Role Overview :

We are seeking a Senior Site Reliability Engineer with strong experience in building and maintaining scalable, resilient systems.

The ideal candidate will have hands-on expertise in cloud-native technologies, infrastructure as code, observability, and automation, with a focus on Google Cloud Platform (GCP).

Key Responsibilities :

- Ensure the stability and reliability of cloud-native applications deployed on GCP, containerized with Docker and orchestrated via Kubernetes.

- Define, implement, and monitor SLOs, SLAs, and SLIs to measure system performance and user experience.

- Automate infrastructure provisioning using Terraform and manage Kubernetes configurations with Kustomize and Helm.

- Develop and maintain monitoring and alerting systems using Datadog and GCP-native tools.

- Conduct incident analysis and postmortems to drive continuous improvement.

- Collaborate with development teams to integrate reliability practices into CI/CD pipelines using GitHub Actions.

- Manage and troubleshoot database systems, particularly PostgreSQL and Cassandra.

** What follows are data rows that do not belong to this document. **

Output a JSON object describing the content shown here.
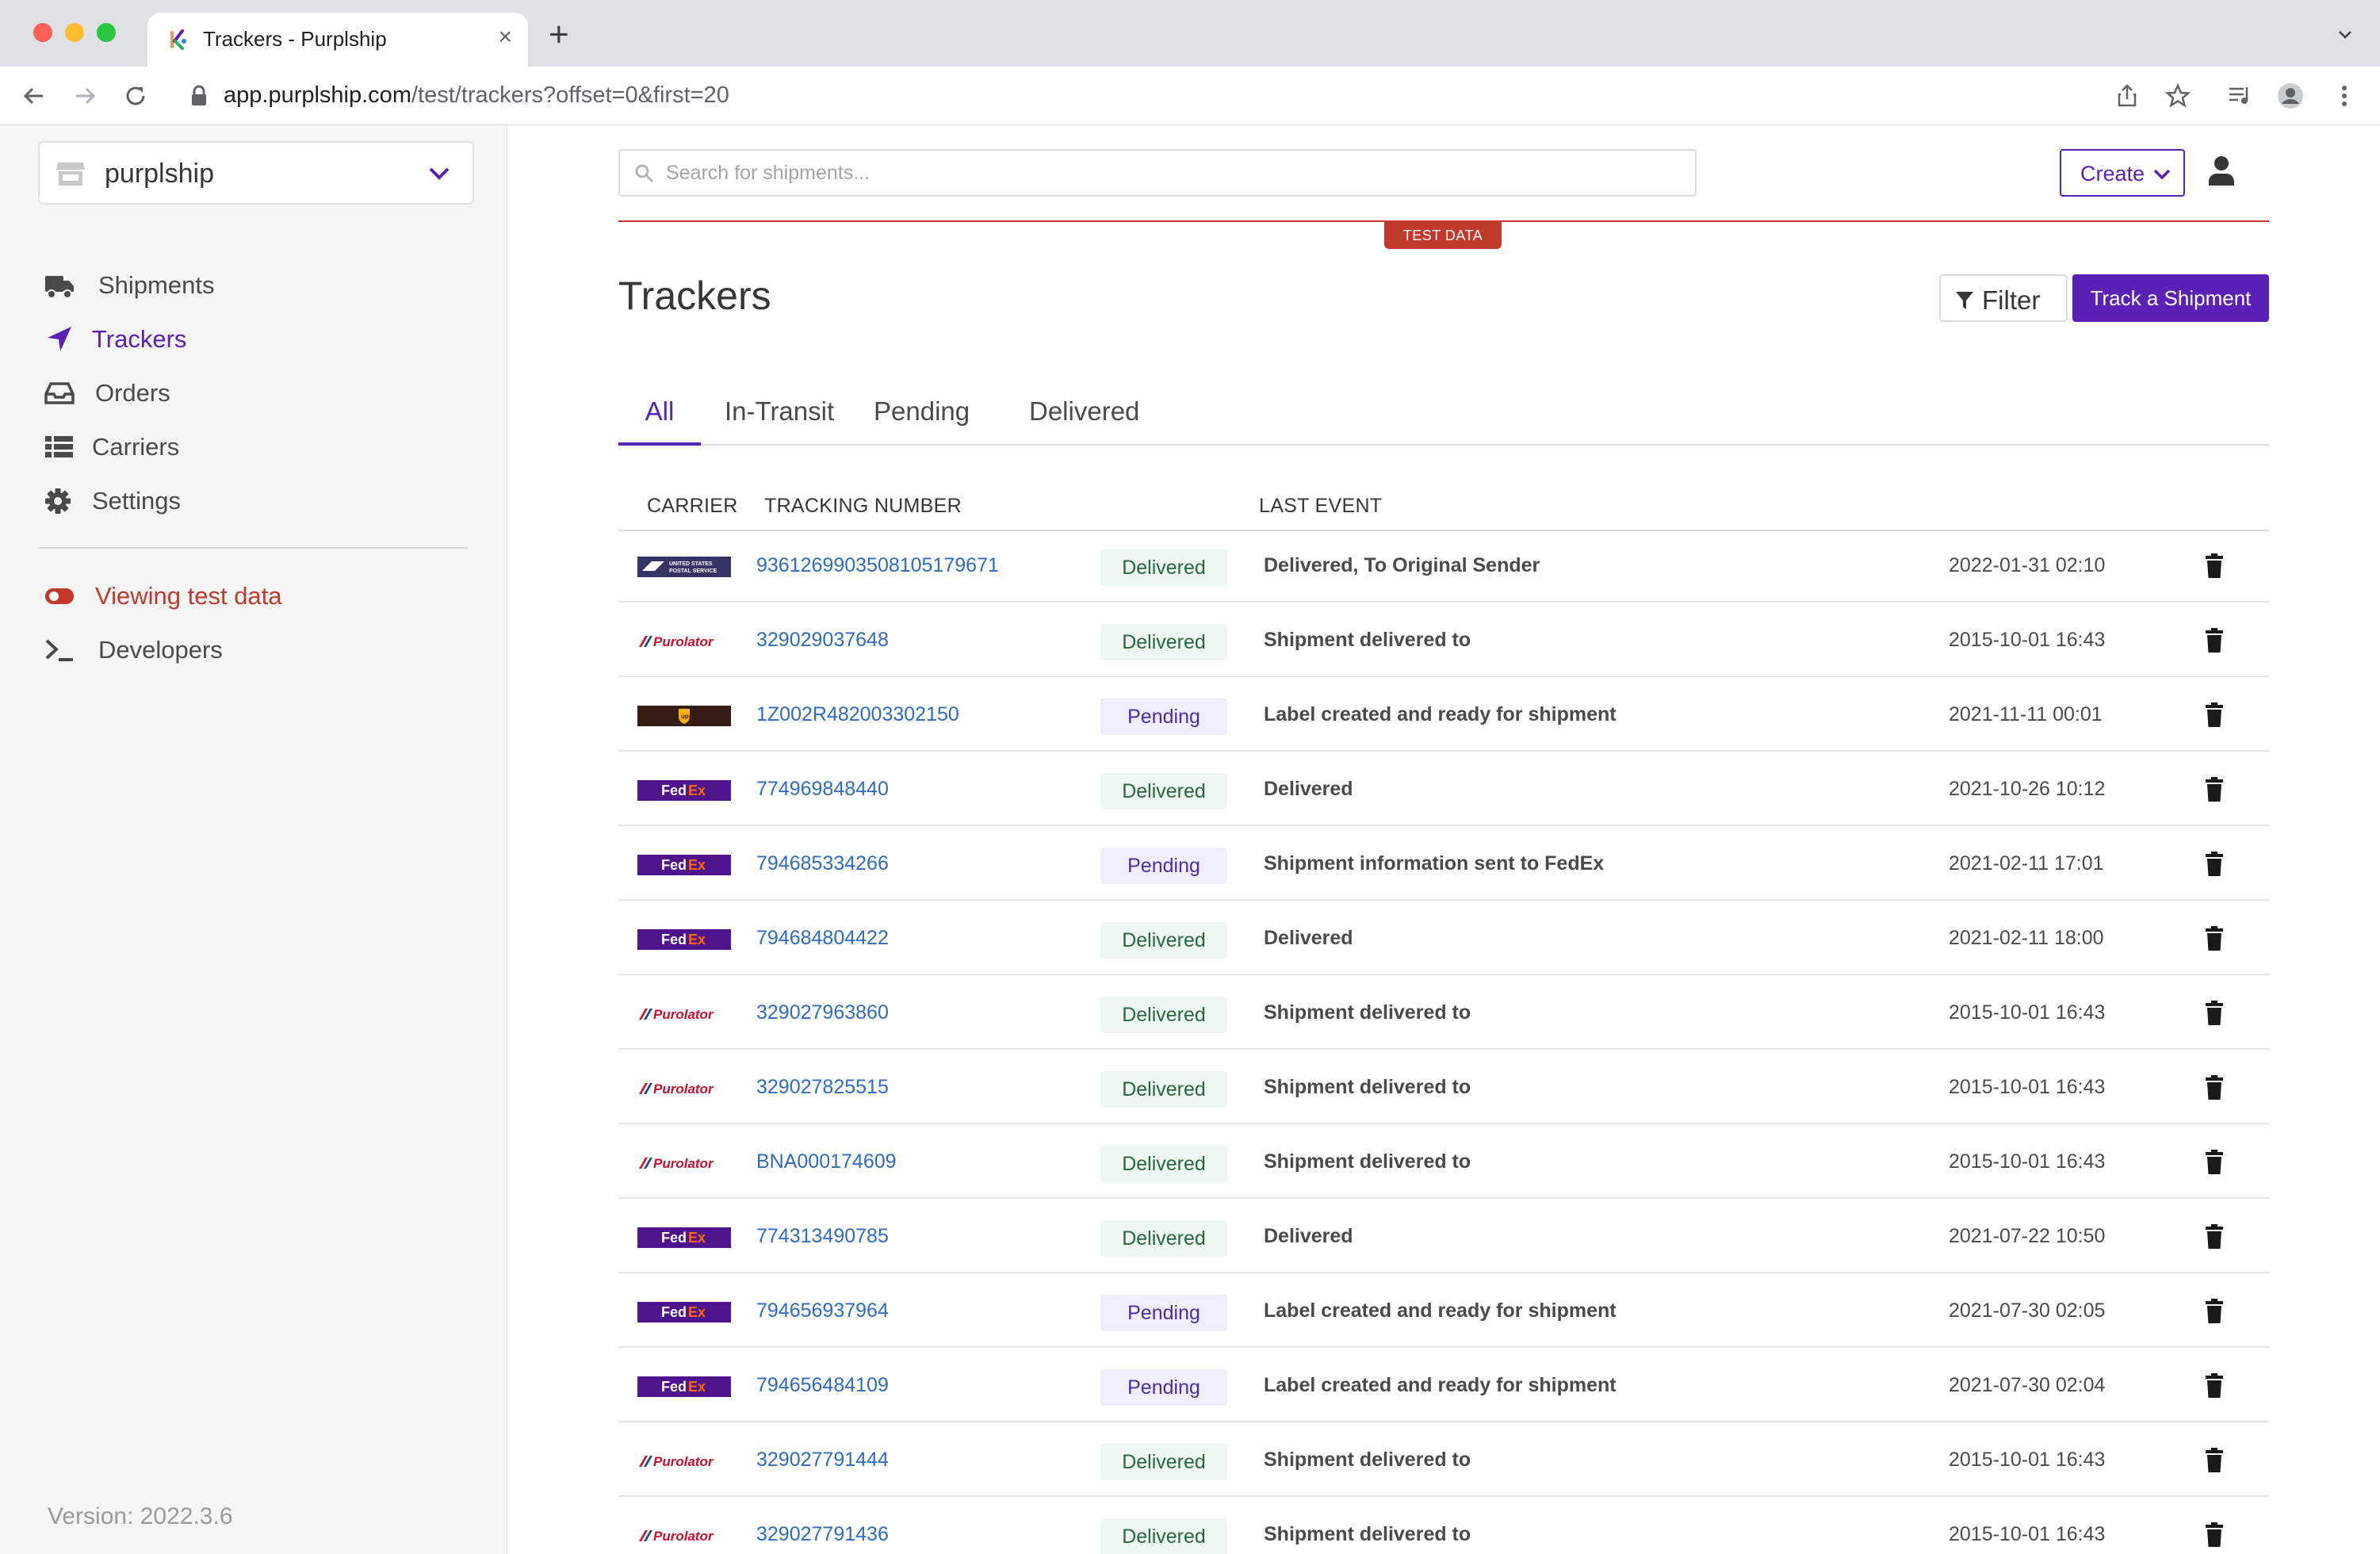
{
  "browser": {
    "tab_title": "Trackers - Purplship",
    "url_host": "app.purplship.com",
    "url_path": "/test/trackers?offset=0&first=20"
  },
  "sidebar": {
    "org_name": "purplship",
    "items": [
      {
        "label": "Shipments",
        "icon": "truck-icon"
      },
      {
        "label": "Trackers",
        "icon": "location-arrow-icon",
        "active": true
      },
      {
        "label": "Orders",
        "icon": "inbox-icon"
      },
      {
        "label": "Carriers",
        "icon": "list-icon"
      },
      {
        "label": "Settings",
        "icon": "gear-icon"
      }
    ],
    "test_mode_label": "Viewing test data",
    "developers_label": "Developers",
    "version": "Version: 2022.3.6"
  },
  "header": {
    "search_placeholder": "Search for shipments...",
    "create_label": "Create",
    "test_badge": "TEST DATA"
  },
  "page": {
    "title": "Trackers",
    "filter_label": "Filter",
    "track_label": "Track a Shipment",
    "tabs": [
      "All",
      "In-Transit",
      "Pending",
      "Delivered"
    ],
    "active_tab": "All"
  },
  "table": {
    "headers": {
      "carrier": "CARRIER",
      "tracking": "TRACKING NUMBER",
      "event": "LAST EVENT"
    },
    "rows": [
      {
        "carrier": "usps",
        "tracking": "9361269903508105179671",
        "status": "Delivered",
        "event": "Delivered, To Original Sender",
        "date": "2022-01-31 02:10"
      },
      {
        "carrier": "purolator",
        "tracking": "329029037648",
        "status": "Delivered",
        "event": "Shipment delivered to",
        "date": "2015-10-01 16:43"
      },
      {
        "carrier": "ups",
        "tracking": "1Z002R482003302150",
        "status": "Pending",
        "event": "Label created and ready for shipment",
        "date": "2021-11-11 00:01"
      },
      {
        "carrier": "fedex",
        "tracking": "774969848440",
        "status": "Delivered",
        "event": "Delivered",
        "date": "2021-10-26 10:12"
      },
      {
        "carrier": "fedex",
        "tracking": "794685334266",
        "status": "Pending",
        "event": "Shipment information sent to FedEx",
        "date": "2021-02-11 17:01"
      },
      {
        "carrier": "fedex",
        "tracking": "794684804422",
        "status": "Delivered",
        "event": "Delivered",
        "date": "2021-02-11 18:00"
      },
      {
        "carrier": "purolator",
        "tracking": "329027963860",
        "status": "Delivered",
        "event": "Shipment delivered to",
        "date": "2015-10-01 16:43"
      },
      {
        "carrier": "purolator",
        "tracking": "329027825515",
        "status": "Delivered",
        "event": "Shipment delivered to",
        "date": "2015-10-01 16:43"
      },
      {
        "carrier": "purolator",
        "tracking": "BNA000174609",
        "status": "Delivered",
        "event": "Shipment delivered to",
        "date": "2015-10-01 16:43"
      },
      {
        "carrier": "fedex",
        "tracking": "774313490785",
        "status": "Delivered",
        "event": "Delivered",
        "date": "2021-07-22 10:50"
      },
      {
        "carrier": "fedex",
        "tracking": "794656937964",
        "status": "Pending",
        "event": "Label created and ready for shipment",
        "date": "2021-07-30 02:05"
      },
      {
        "carrier": "fedex",
        "tracking": "794656484109",
        "status": "Pending",
        "event": "Label created and ready for shipment",
        "date": "2021-07-30 02:04"
      },
      {
        "carrier": "purolator",
        "tracking": "329027791444",
        "status": "Delivered",
        "event": "Shipment delivered to",
        "date": "2015-10-01 16:43"
      },
      {
        "carrier": "purolator",
        "tracking": "329027791436",
        "status": "Delivered",
        "event": "Shipment delivered to",
        "date": "2015-10-01 16:43"
      }
    ]
  },
  "colors": {
    "accent": "#5b21b6",
    "test": "#c0392b",
    "link": "#2d6bc4"
  }
}
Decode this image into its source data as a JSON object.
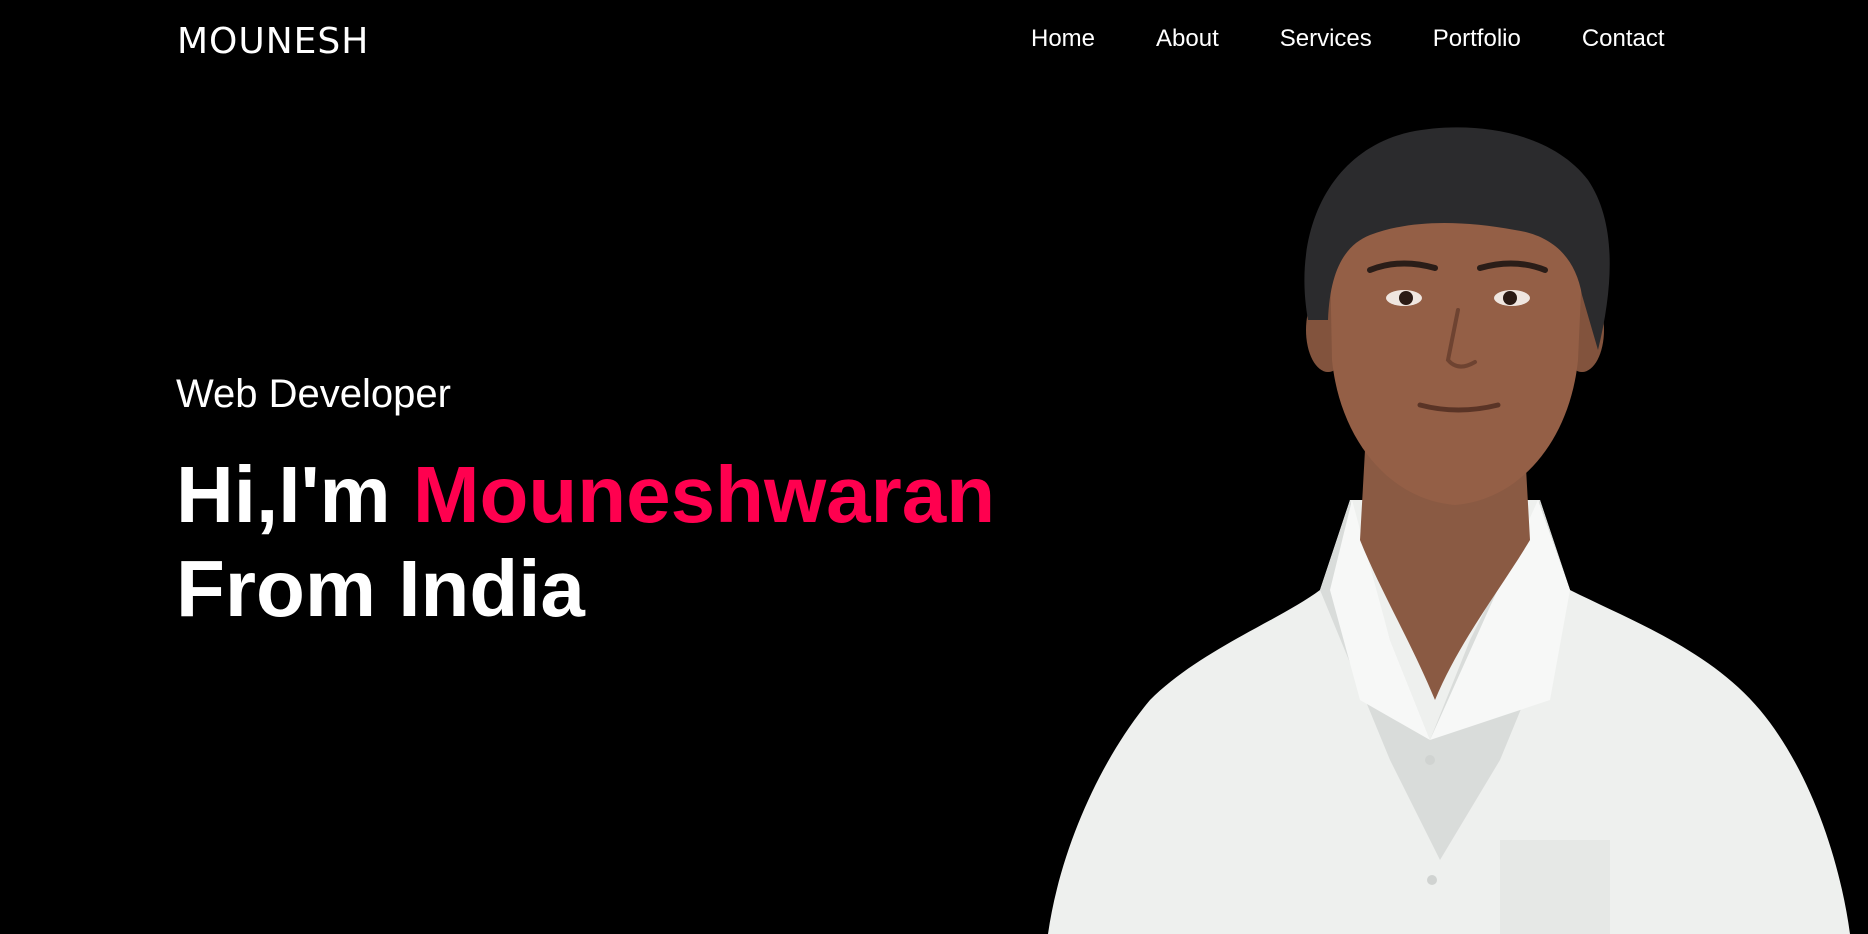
{
  "header": {
    "logo_text": "MOUNESH",
    "nav": [
      {
        "label": "Home"
      },
      {
        "label": "About"
      },
      {
        "label": "Services"
      },
      {
        "label": "Portfolio"
      },
      {
        "label": "Contact"
      }
    ]
  },
  "hero": {
    "subtitle": "Web Developer",
    "greeting": "Hi,I'm ",
    "name": "Mouneshwaran",
    "origin": "From India"
  },
  "colors": {
    "background": "#000000",
    "text": "#ffffff",
    "accent": "#ff004f"
  },
  "icons": {
    "portrait": "profile-photo"
  }
}
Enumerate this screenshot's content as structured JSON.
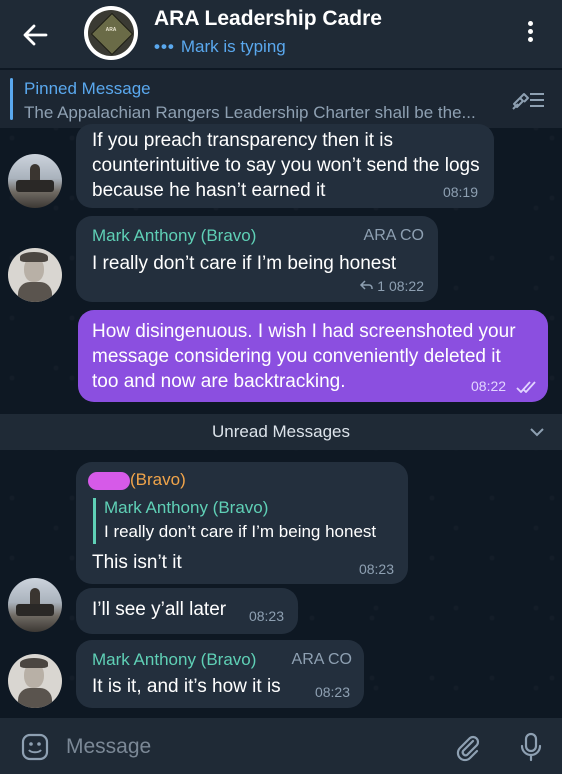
{
  "header": {
    "title": "ARA Leadership Cadre",
    "status_dots": "•••",
    "status": "Mark is typing",
    "avatar_text": "ARA"
  },
  "pinned": {
    "title": "Pinned Message",
    "text": "The Appalachian Rangers Leadership Charter shall be the..."
  },
  "messages": [
    {
      "text": "If you preach transparency then it is counterintuitive to say you won’t send the logs because he hasn’t earned it",
      "time": "08:19"
    },
    {
      "sender": "Mark Anthony (Bravo)",
      "role": "ARA CO",
      "text": "I really don’t care if I’m being honest",
      "replies": "1",
      "time": "08:22"
    },
    {
      "text": "How disingenuous. I wish I had screenshoted your message considering you conveniently deleted it too and now are backtracking.",
      "time": "08:22"
    },
    {
      "sender_suffix": "(Bravo)",
      "quote_sender": "Mark Anthony (Bravo)",
      "quote_text": "I really don’t care if I’m being honest",
      "text": "This isn’t it",
      "time": "08:23"
    },
    {
      "text": "I’ll see y’all later",
      "time": "08:23"
    },
    {
      "sender": "Mark Anthony (Bravo)",
      "role": "ARA CO",
      "text": "It is it, and it’s how it is",
      "time": "08:23"
    }
  ],
  "unread_label": "Unread Messages",
  "input": {
    "placeholder": "Message"
  },
  "colors": {
    "header_bg": "#1f2a36",
    "accent_blue": "#5aa8ee",
    "sender_teal": "#5fd0b6",
    "outgoing_bubble": "#8b4fe0",
    "incoming_bubble": "#232f3d"
  }
}
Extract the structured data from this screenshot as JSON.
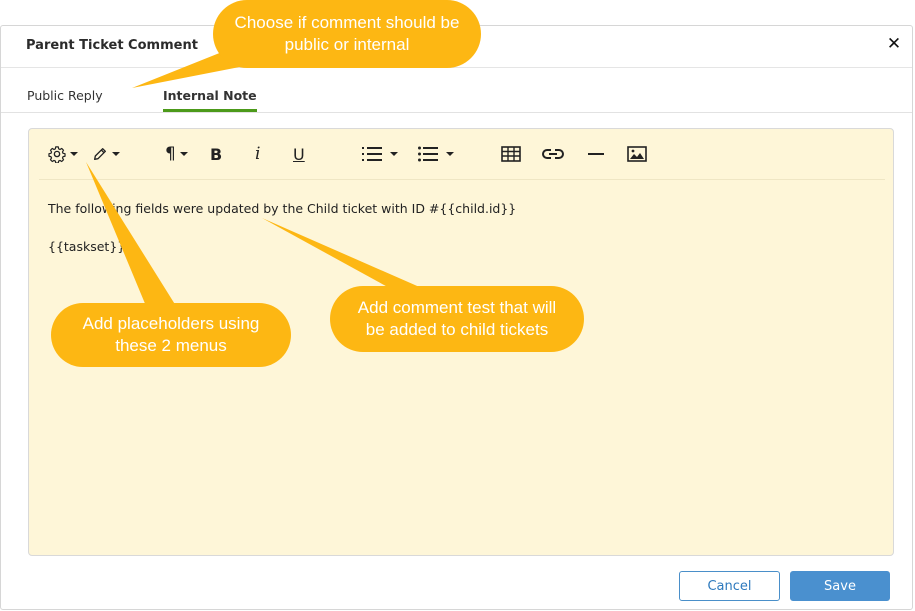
{
  "dialog": {
    "title": "Parent Ticket Comment",
    "close_icon": "close-icon",
    "close_glyph": "✕"
  },
  "tabs": [
    {
      "label": "Public Reply",
      "active": false
    },
    {
      "label": "Internal Note",
      "active": true
    }
  ],
  "toolbar": {
    "paragraph_glyph": "¶",
    "bold_glyph": "B",
    "italic_glyph": "i",
    "underline_glyph": "U",
    "icons": [
      "gear-icon",
      "pencil-icon",
      "paragraph-icon",
      "bold-icon",
      "italic-icon",
      "underline-icon",
      "ordered-list-icon",
      "bulleted-list-icon",
      "table-icon",
      "link-icon",
      "horizontal-rule-icon",
      "image-icon"
    ]
  },
  "editor": {
    "line1": "The following fields were updated by the Child ticket with ID #{{child.id}}",
    "line2": "{{taskset}}"
  },
  "buttons": {
    "cancel": "Cancel",
    "save": "Save"
  },
  "callouts": {
    "tabs_tip": "Choose if comment should be public or internal",
    "menus_tip": "Add placeholders using these 2 menus",
    "comment_tip": "Add comment test that will be added to child tickets"
  },
  "colors": {
    "callout": "#fdb713",
    "active_tab_underline": "#4c9a1a",
    "editor_background": "#fef6d8",
    "primary_button": "#4a90cf"
  }
}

- Apply networking knowledge and Linux system administration skills to troubleshoot and optimize system connectivity and performance.

Qualifications :

Education :

Bachelors or Masters degree in Computer Science, Software Engineering, or equivalent practical experience.

Work Experience & Skills :

- 5+ years of experience in Site Reliability Engineering.

- Proven experience designing and operating elastic, resilient systems in cloud environments.

- Strong understanding of GCP, Kubernetes, and container orchestration.

- Proficiency in infrastructure as code and configuration management tools (Terraform, Helm, Kustomize).

- Experience with monitoring and observability tools (Datadog, GCP Monitoring).

- Solid scripting skills in bash and familiarity with automation frameworks.

- Experience with CI/CD pipelines, especially using GitHub Actions.

- Familiarity with networking fundamentals and troubleshooting.

- Strong coding skills and ability to develop reliability-focused tooling.

- Excellent communication skills in English (written and spoken).

Other Requirements :

- Strong problem-solving skills and a process-oriented mindset.

- Ability to work independently and collaboratively in a fast-paced environment.

- Passion for clean code, automation, and continuous improvement.

Nice-to-Have :

- Familiarity with monitoring tools (e.g., DataDog, Prometheus, GCP Monitoring).

- Experience working in Agile/Scrum teams.